Xbox One's controller was constantly praised by Microsoft staffers for being an "industry leader," but each person offered some variation of admitting that "optimizing a single use case" left a lot of potential gamers in the cold. "Emails to [Microsoft CEO] Satya [Nadella] about disability ended up on our desk," director of user research Kris Hunter says. "We’d have to direct people to nonprofits or to hacking resources."

The Xbox team eventually launched two initiatives on the console, each meant to help limited-accessibility players on a default-hardware level. Xbox One's "copilot" mode lets multiple controllers function as the input for a single player. Players can also access a full button-remapping control panel to reassign controller buttons to function as they see fit.

These were a good start, but Microsoft reps still received plenty of questions over control-related problems. Strange online hack attempts, like fans cutting Xbox One controllers in half just to spread buttons out to more easily reachable places, also suggested that more needed to be done for these players.

All the while, XAC was being built behind the scenes. An early version (which we weren't shown) first emerged at Microsoft's annual Hackathon in fall 2015, and by spring 2016 three interns were assigned to fine-tune its design and "business case" pitch. Months later, the XAC appeared at the next Microsoft Hackathon, and this version passed the first-blush test.

Once that prototype gained enough Hackathon traction, Hunter's job was to decide if and how Microsoft would build the thing. An early thought of passing the XAC concept along to a third-party hardware maker was quickly shut down. "We decided early on that this was something Microsoft had to build," Hunter says. "This was our opportunity to prove that we were serious about assistive technologies for all gamers. We had to use that a lot to sell this internally."

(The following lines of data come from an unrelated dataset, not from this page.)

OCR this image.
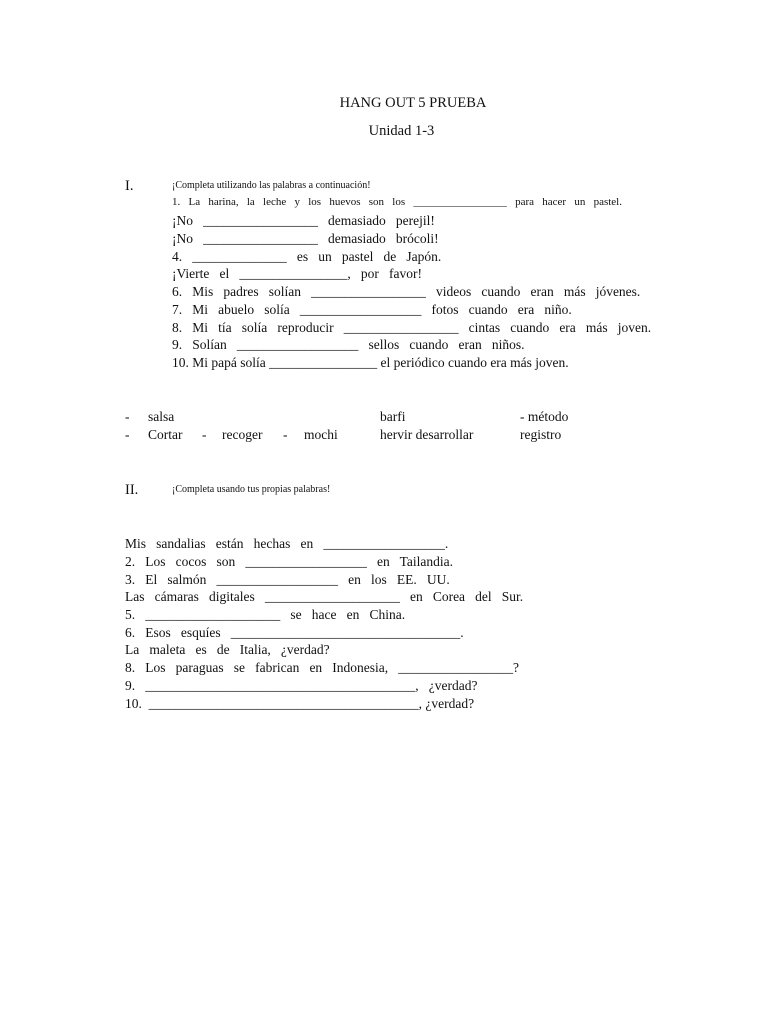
HANG OUT 5 PRUEBA
Unidad 1-3
I.	¡Completa utilizando las palabras a continuación!
1.   La   harina,   la   leche   y   los   huevos   son   los   _________________   para   hacer   un   pastel.
¡No   _________________   demasiado   perejil!
¡No   _________________   demasiado   brócoli!
4.   ______________   es   un   pastel   de   Japón.
¡Vierte   el   ________________,   por   favor!
6.   Mis   padres   solían   _________________   videos   cuando   eran   más   jóvenes.
7.   Mi   abuelo   solía   __________________   fotos   cuando   era   niño.
8.   Mi   tía   solía   reproducir   _________________   cintas   cuando   era   más   joven.
9.   Solían   __________________   sellos   cuando   eran   niños.
10. Mi papá solía ________________ el periódico cuando era más joven.
- salsa	barfi	- método
- Cortar - recoger - mochi	hervir desarrollar	registro
II.	¡Completa usando tus propias palabras!
Mis   sandalias   están   hechas   en   __________________.
2.   Los   cocos   son   __________________   en   Tailandia.
3.   El   salmón   __________________   en   los   EE.   UU.
Las   cámaras   digitales   ____________________   en   Corea   del   Sur.
5.   ____________________   se   hace   en   China.
6.   Esos   esquíes   __________________________________.
La   maleta   es   de   Italia,   ¿verdad?
8.   Los   paraguas   se   fabrican   en   Indonesia,   _________________?
9.   ________________________________________,   ¿verdad?
10.  ________________________________________, ¿verdad?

Hunter was also frank about the difficulty of getting members of Microsoft's business team to get on board. "We got the question: how many [units will sell]?" Hunter says. "We were like, we don’t know! And we won't know until we ship. The traditional business success metrics... this doesn’t fit into any of those normal metrics. We had to move the goalpost. The [return on investment] is different. This is about allowing more people to play."